The belief is that with consistency comes fewer games with four and five goals allowed.
“The biggest thing now is the bad games need to be solid,” Appert said. “The great games are great; he has that in him, he’s a fabulous goaltender.
“But too many nights what needs to be just a solid, competitive start – maybe you don’t have it that night, but you keep it to three and give your team a chance – those are bleeding to too many goals and you can’t win.
Like Wednesday. Pekka-Luukkonen just didn’t have the aura of a goalie with confidence, and eventually was replaced.

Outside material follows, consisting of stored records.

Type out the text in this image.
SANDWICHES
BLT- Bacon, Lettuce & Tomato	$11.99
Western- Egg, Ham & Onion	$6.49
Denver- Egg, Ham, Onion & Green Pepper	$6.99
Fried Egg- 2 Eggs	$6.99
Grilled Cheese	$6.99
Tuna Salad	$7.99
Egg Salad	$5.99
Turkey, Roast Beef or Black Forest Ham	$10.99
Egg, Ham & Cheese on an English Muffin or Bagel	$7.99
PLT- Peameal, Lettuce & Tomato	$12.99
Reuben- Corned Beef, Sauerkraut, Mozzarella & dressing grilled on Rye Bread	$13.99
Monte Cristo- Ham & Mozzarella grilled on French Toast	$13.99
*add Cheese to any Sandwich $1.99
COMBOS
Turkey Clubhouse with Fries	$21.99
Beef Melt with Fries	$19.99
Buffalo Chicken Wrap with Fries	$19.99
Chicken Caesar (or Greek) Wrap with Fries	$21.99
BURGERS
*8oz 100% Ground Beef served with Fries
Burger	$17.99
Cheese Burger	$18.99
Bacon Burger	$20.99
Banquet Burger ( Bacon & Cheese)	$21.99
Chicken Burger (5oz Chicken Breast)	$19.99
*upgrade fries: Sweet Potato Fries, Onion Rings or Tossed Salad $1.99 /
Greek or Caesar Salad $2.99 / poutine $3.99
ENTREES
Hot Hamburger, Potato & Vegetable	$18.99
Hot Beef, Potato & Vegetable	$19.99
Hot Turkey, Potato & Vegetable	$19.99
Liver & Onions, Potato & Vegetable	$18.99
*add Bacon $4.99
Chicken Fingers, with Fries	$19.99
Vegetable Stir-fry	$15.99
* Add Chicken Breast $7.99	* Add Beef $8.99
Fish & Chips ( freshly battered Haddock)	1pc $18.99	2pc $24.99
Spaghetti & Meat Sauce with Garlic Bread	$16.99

“I probably should have done it after the fourth (goal),” Appert said. “I thought about it after the first because he didn’t look on but I wanted to let him fight through it.
The big picture is what’s important to the organization. Every goalie has an off night.
“I have tremendous belief in Upie,” Appert said. “He needs to keep working, he needs to keep working, so his off nights are C-plus/B-minus games, not C or lower. Your off nights, you still want to give your team a chance to win. The way to do that is to keep working and eliminate soft goals.”
While UPL struggled, he wasn’t alone in the C or worse performance. The Ruotsalainen-Brett Murray-Linus Weissbach line was on the ice for the first and third Crunch goals.
“I thought some of our go-to guys on defense and that line were sleepy in the first period, including Upie as well,” Appert said, “and then you’re chasing the game.”
That’s very much a recipe for a loss, since so many of the team’s key players remain out because of injury (Jack Quinn, Michael Mersch, Sean Malone, Ryan MacInnis and Brendon Biro).
“A big key for us is to not find ourselves down,” said defenseman Mitch Eliot, who assisted on two goals. “We had trouble breaking out of our zone, and that’s a team that really feeds off turnovers.”
ted says
Glad to hear the coach speak candidly, making no excuses (that started to creep in a bit a couple weeks ago, when the team played some awful hockey). The team was terrible last night, as they have been at home recently. At least last night, as has been the case every Wednesday there were only a handful of fans on hand to suffer.
Don’t know what to make of these guys. Its true, the talent level right now is not AHL calibre, but as Appert has said, the go-to guys must be better, whether that is fair or not. And as we have seen, UPL remains a work in progress.
Team may probably still sneak into a low playoff seed, but unless they get their talent back and avoid more injuries, the prospects of surviving a best 2 of 3 series isn’t very promising.